Kaufleute, die in die von Deutschland annektierte Kolonien kamen, erzielten ihre Gewinne, indem sie mitunter eng verbunden waren mit dem damaligen Reichskanzler des Deutschen Reichs, Otto von Bismarck. Sein Denkmal steht noch heute unübersehbar im Alten Elbpark in Hamburg. Auch dieses werden die Tänzer:innen später als einen ihrer Auftrittsorte wählen.
Yolanda Gutiérrez ist Hamburgerin mit mexikanischer Herkunft. Dekolonisierung sei für sie die Fähigkeit, diese Ereignisse aus einer nicht-europäischen, nicht-westlichen Perspektive zu betrachten und zu reflektieren. So sollen neue und andere Narrative entstehen. Ihr Projekt „Decolonycities“ fülle „Lücken in unserer eigenen Geschichte mit einer anderen Sichtweise auf die Stadt“, sagt sie und hoffe, mit „Decolonycities“ durch performative, tänzerische Interventionen „in Kombination mit Audiowalks eine multiperspektivische Sichtweise im urbanen Raum zu etablieren“, um so die immer noch vorhandenen Spuren des Kolonialismus mit Hilfe eigener biografischer Erzählungen zu kontrastieren.
Im Jahr 2021 gründete Gutiérrez die Plattform „Shape the Future“, auf der sie diese Projekte auch im digitalen Raum präsentiert.
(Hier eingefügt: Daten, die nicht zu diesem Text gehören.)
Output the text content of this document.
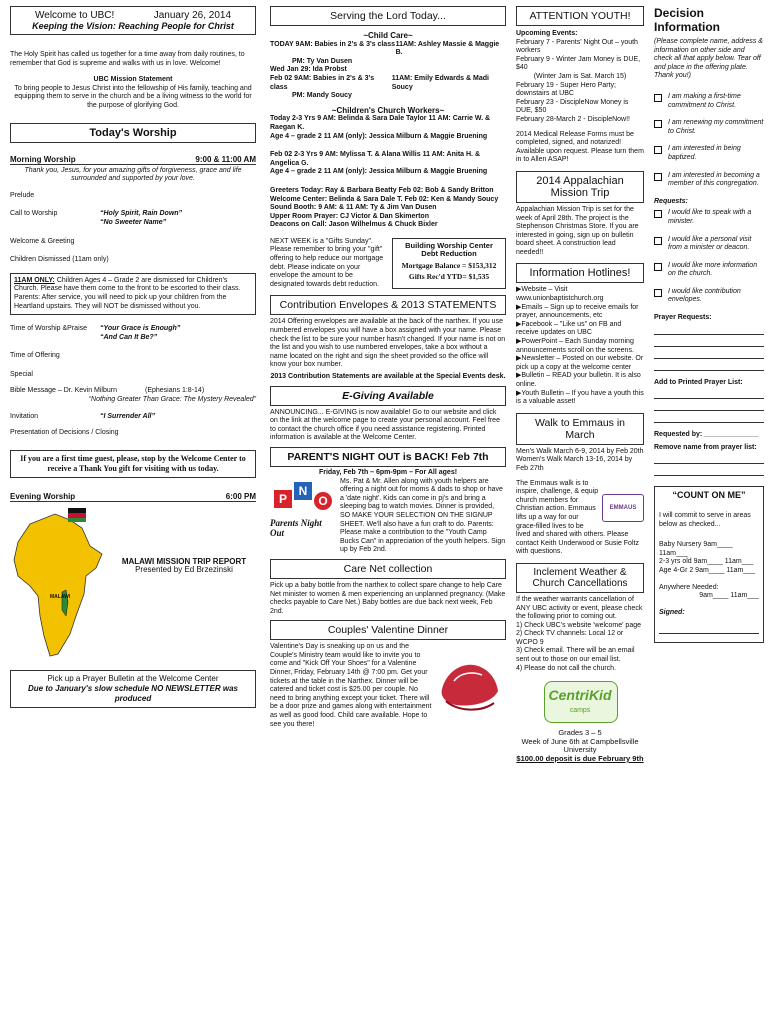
Welcome to UBC!	January 26, 2014
Keeping the Vision: Reaching People for Christ

The Holy Spirit has called us together for a time away from daily routines, to remember that God is supreme and walks with us in love. Welcome!

UBC Mission Statement

To bring people to Jesus Christ into the fellowship of His family, teaching and equipping them to serve in the church and be a living witness to the world for the purpose of glorifying God.

Today's Worship
Morning Worship	9:00 & 11:00 AM

Thank you, Jesus, for your amazing gifts of forgiveness, grace and life surrounded and supported by your love.

Prelude

Call to Worship	“Holy Spirit, Rain Down”

“No Sweeter Name”

Welcome & Greeting

Children Dismissed (11am only)

11AM ONLY: Children Ages 4 – Grade 2 are dismissed for Children's Church. Please have them come to the front to be escorted to their class. Parents: After service, you will need to pick up your children from the Heartland upstairs. They will NOT be dismissed without you.

Time of Worship &Praise	“Your Grace is Enough”

“And Can It Be?”

Time of Offering

Special

Bible Message – Dr. Kevin Milburn	(Ephesians 1:8-14)

“Nothing Greater Than Grace: The Mystery Revealed”

Invitation	“I Surrender All”

Presentation of Decisions / Closing

If you are a first time guest, please, stop by the Welcome Center to receive a Thank You gift for visiting with us today.

Evening Worship	6:00 PM
MALAWI

MALAWI MISSION TRIP REPORT

Presented by Ed Brzezinski

Pick up a Prayer Bulletin at the Welcome Center

Due to January's slow schedule NO NEWSLETTER was produced

Serving the Lord Today...

~Child Care~

TODAY 9AM: Babies in 2's & 3's class 11AM: Ashley Massie & Maggie B.
PM: Ty Van Dusen
Wed Jan 29: Ida Probst
Feb 02 9AM: Babies in 2's & 3's class
11AM: Emily Edwards & Madi Soucy
PM: Mandy Soucy

~Children's Church Workers~

Today 2-3 Yrs 9 AM: Belinda & Sara Dale Taylor 11 AM: Carrie W. & Raegan K.

Age 4 – grade 2 11 AM (only): Jessica Milburn & Maggie Bruening

Feb 02 2-3 Yrs 9 AM: Mylissa T. & Alana Willis 11 AM: Anita H. & Angelica G.

Age 4 – grade 2 11 AM (only): Jessica Milburn & Maggie Bruening

Greeters Today: Ray & Barbara Beatty Feb 02: Bob & Sandy Britton

Welcome Center: Belinda & Sara Dale T. Feb 02: Ken & Mandy Soucy

Sound Booth: 9 AM: & 11 AM: Ty & Jim Van Dusen

Upper Room Prayer: CJ Victor & Dan Skimerton

Deacons on Call: Jason Wilhelmus & Chuck Bixler

NEXT WEEK is a "Gifts Sunday". Please remember to bring your "gift" offering to help reduce our mortgage debt. Please indicate on your envelope the amount to be designated towards debt reduction.

Building Worship Center Debt Reduction

Mortgage Balance = $153,312

Gifts Rec'd YTD= $1,535

Contribution Envelopes & 2013 STATEMENTS

2014 Offering envelopes are available at the back of the narthex. If you use numbered envelopes you will have a box assigned with your name. Please check the list to be sure your number hasn't changed. If your name is not on the list and you wish to use numbered envelopes, take a box without a name located on the right and sign the sheet provided so the office will know your box number.

2013 Contribution Statements are available at the Special Events desk.

E-Giving Available

ANNOUNCING... E-GIVING is now available! Go to our website and click on the link at the welcome page to create your personal account. Feel free to contact the church office if you need assistance registering. Printed information is available at the Welcome Center.

PARENT'S NIGHT OUT is BACK! Feb 7th

Friday, Feb 7th – 6pm-9pm – For All ages!

P
N
O
Parents Night Out

Ms. Pat & Mr. Allen along with youth helpers are offering a night out for moms & dads to shop or have a 'date night'. Kids can come in pj's and bring a sleeping bag to watch movies. Dinner is provided, SO MAKE YOUR SELECTION ON THE SIGNUP SHEET. We'll also have a fun craft to do. Parents: Please make a contribution to the "Youth Camp Bucks Can" in appreciation of the youth helpers. Sign up by Feb 2nd.

Care Net collection

Pick up a baby bottle from the narthex to collect spare change to help Care Net minister to women & men experiencing an unplanned pregnancy. (Make checks payable to Care Net.) Baby bottles are due back next week, Feb 2nd.

Couples' Valentine Dinner

Valentine's Day is sneaking up on us and the Couple's Ministry team would like to invite you to come and "Kick Off Your Shoes" for a Valentine Dinner, Friday, February 14th @ 7:00 pm. Get your tickets at the table in the Narthex. Dinner will be catered and ticket cost is $25.00 per couple. No need to bring anything except your ticket. There will be a door prize and games along with entertainment as well as good food. Child care available. Hope to see you there!

ATTENTION YOUTH!

Upcoming Events:

February 7 - Parents' Night Out – youth workers

February 9 - Winter Jam Money is DUE, $40

(Winter Jam is Sat. March 15)

February 19 - Super Hero Party; downstairs at UBC

February 23 - DiscipleNow Money is DUE, $50

February 28-March 2 - DiscipleNow!!

2014 Medical Release Forms must be completed, signed, and notarized! Available upon request. Please turn them in to Allen ASAP!

2014 Appalachian Mission Trip

Appalachian Mission Trip is set for the week of April 28th. The project is the Stephenson Christmas Store. If you are interested in going, sign up on bulletin board sheet. A construction lead needed!!

Information Hotlines!

▶Website – Visit www.unionbaptistchurch.org

▶Emails – Sign up to receive emails for prayer, announcements, etc

▶Facebook – "Like us" on FB and receive updates on UBC

▶PowerPoint – Each Sunday morning announcements scroll on the screens.

▶Newsletter – Posted on our website. Or pick up a copy at the welcome center

▶Bulletin – READ your bulletin. It is also online.

▶Youth Bulletin – If you have a youth this is a valuable asset!

Walk to Emmaus in March

Men's Walk March 6-9, 2014 by Feb 20th

Women's Walk March 13-16, 2014 by Feb 27th

EMMAUS

The Emmaus walk is to inspire, challenge, & equip church members for Christian action. Emmaus lifts up a way for our grace-filled lives to be lived and shared with others. Please contact Keith Underwood or Susie Foltz with questions.

Inclement Weather & Church Cancellations

If the weather warrants cancellation of ANY UBC activity or event, please check the following prior to coming out.

1) Check UBC's website 'welcome' page

2) Check TV channels: Local 12 or WCPO 9

3) Check email. There will be an email sent out to those on our email list.

4) Please do not call the church.

CentriKid
camps

Grades 3 – 5

Week of June 6th at Campbellsville University

$100.00 deposit is due February 9th

Decision Information

(Please complete name, address & information on other side and check all that apply below. Tear off and place in the offering plate. Thank you!)

I am making a first-time commitment to Christ.
I am renewing my commitment to Christ.
I am interested in being baptized.
I am interested in becoming a member of this congregation.

Requests:

I would like to speak with a minister.
I would like a personal visit from a minister or deacon.
I would like more information on the church.
I would like contribution envelopes.

Prayer Requests:

Add to Printed Prayer List:

Requested by: ______________

Remove name from prayer list:

“COUNT ON ME”

I will commit to serve in areas below as checked...

Baby Nursery 9am____ 11am___

2-3 yrs old 9am____ 11am___

Age 4-Gr 2 9am____ 11am___

Anywhere Needed:

9am____ 11am___

Signed:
Denn: Die permanente Reproduktion kolonialer Klischees und eurozentrischer Perspektiven in Politik, Medien, Kultur und Wissenschaft zeige, so Gutiérrez, dass der Dekolonisierungsprozess noch lange nicht abgeschlossen ist: „Es geht darum, mit Begriffen zu brechen, die behindern, einschränken und reduzieren, Begriffe, die einen auf die Defizite der eigenen Realität festlegen.“ Unterentwickelt, arm, illegal, das sind nur einige dieser Zuschreibungen; „Es geht vor allem darum, nicht mehr als Opfer zu erscheinen, sondern als Subjekt der eigenen Geschichte“, zitiert sie den senegalesischen Musiker Felwine Sarr.